Skelettfunde in Pompeji: Forscher klären Irrtum auf
Nach DNA-Untersuchungen eines Skelettes, das im Jahre 2004 in den Überresten eines antiken römischen Hauses gefunden wurde, gingen italienische Wissenschaftler davon aus, dass sie eine unbekannte beziehungsweise inzwischen ausgestorbene Pferderasse entdeckt hatten. Bei dieser Untersuchung sei ein Fehler passiert, sagt nun das Team aus Wissenschaftlern der Universität Cambridge, des münsterschen Instituts für Forensische Genetik und der Universität Münster. Ihre Argumente sind in einem Brief an den Herausgeber in der Online-Ausgabe der Fachzeitschrift "Journal of Cellular Biochemistry" veröffentlicht. Offensichtlich habe sich Esel-DNA mit Pferde-DNA vermischt, sodass eine künstliche Hybrid-DNA entstanden sei.
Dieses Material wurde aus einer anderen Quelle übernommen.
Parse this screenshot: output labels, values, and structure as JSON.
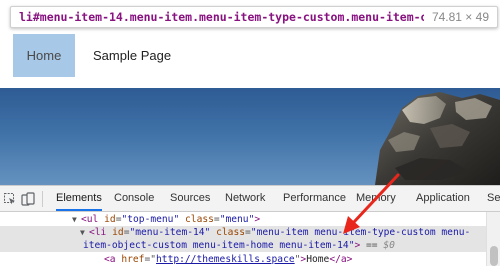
{
  "tooltip": {
    "selector": "li#menu-item-14.menu-item.menu-item-type-custom.menu-item-object...",
    "dimensions": "74.81 × 49"
  },
  "site_menu": {
    "items": [
      {
        "label": "Home",
        "active": true
      },
      {
        "label": "Sample Page",
        "active": false
      }
    ]
  },
  "devtools": {
    "tabs": [
      {
        "label": "Elements",
        "active": true
      },
      {
        "label": "Console"
      },
      {
        "label": "Sources"
      },
      {
        "label": "Network"
      },
      {
        "label": "Performance"
      },
      {
        "label": "Memory"
      },
      {
        "label": "Application"
      },
      {
        "label": "Se"
      }
    ],
    "dom": {
      "ul": {
        "tag": "ul",
        "id_attr": "id",
        "id_val": "\"top-menu\"",
        "class_attr": "class",
        "class_val": "\"menu\""
      },
      "li": {
        "tag": "li",
        "id_attr": "id",
        "id_val": "\"menu-item-14\"",
        "class_attr": "class",
        "class_val_line1": "\"menu-item menu-item-type-custom menu-",
        "class_val_line2": "item-object-custom menu-item-home menu-item-14\"",
        "eq": "==",
        "ref": "$0"
      },
      "a": {
        "tag": "a",
        "href_attr": "href",
        "href_val": "http://themeskills.space",
        "text": "Home",
        "close_tag": "a"
      }
    }
  },
  "colors": {
    "highlight_box": "#a8c8e8",
    "arrow": "#e8261c",
    "active_tab_underline": "#1a73e8",
    "selected_row": "#e4e4e4"
  }
}
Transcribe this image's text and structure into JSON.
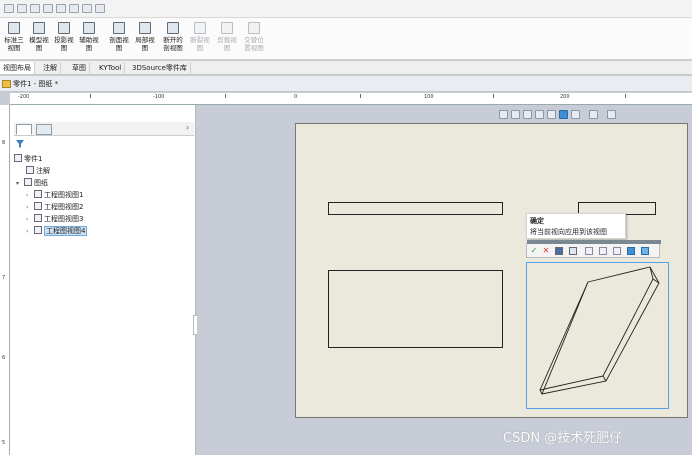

In der ursprünglichen Studie wurden fünf Skelette aus der Familie der Pferdeartigen analysiert, zu der Pferde, Esel und Zebras gehören. Die Skelette waren in den Überresten eines Haushaltes in der antiken römischen Stadt Pompeji ausgegraben worden: in den Ställen des "Casa dei Casti Amanti" (Haus der keuschen Liebenden). Das bekannte Gebäude ist nach seinen Wandfresken benannt, die romantische Szenen darstellen. Hausherr war vermutlich Caius Iulius Polybius, ein wohlhabender Politiker und Bäcker - Letzteres leiten Archäologen daraus ab, dass in dem Haus ein offener Backofen und vier Mahlsteine gefunden wurden. Die Pferdeskelette waren durch eine Schicht vulkanischer Asche konserviert, die Pompeji und die nahegelegene Siedlung Herculaneum bei dem Ausbruch des Vesuvs im Jahr 79 nach Christus unter sich begraben hatte.
Das Forscherteam, das die ursprüngliche Studie durchgeführt hat, untersuchte die 2000 Jahre alte mitochondriale DNA der Pferde - also DNA, die nicht aus dem Zellkern, sondern aus den "Energiekraftwerken" (Mitochondrien) der Zellen stammt. Vier DNA-Typen waren leicht zuzuordnen - sie stimmten mit typischem mitochondrialen Pferde-Erbgut überein. Das fünfte Pferd jedoch schien eine zwar pferdeähnliche, aber doch unbekannte DNA zu besitzen. Die Wissenschaftler kamen zu dem Schluss, dass es sich um eine bislang nicht bekannte - vermutlich ausgestorbene - Pferderasse handele.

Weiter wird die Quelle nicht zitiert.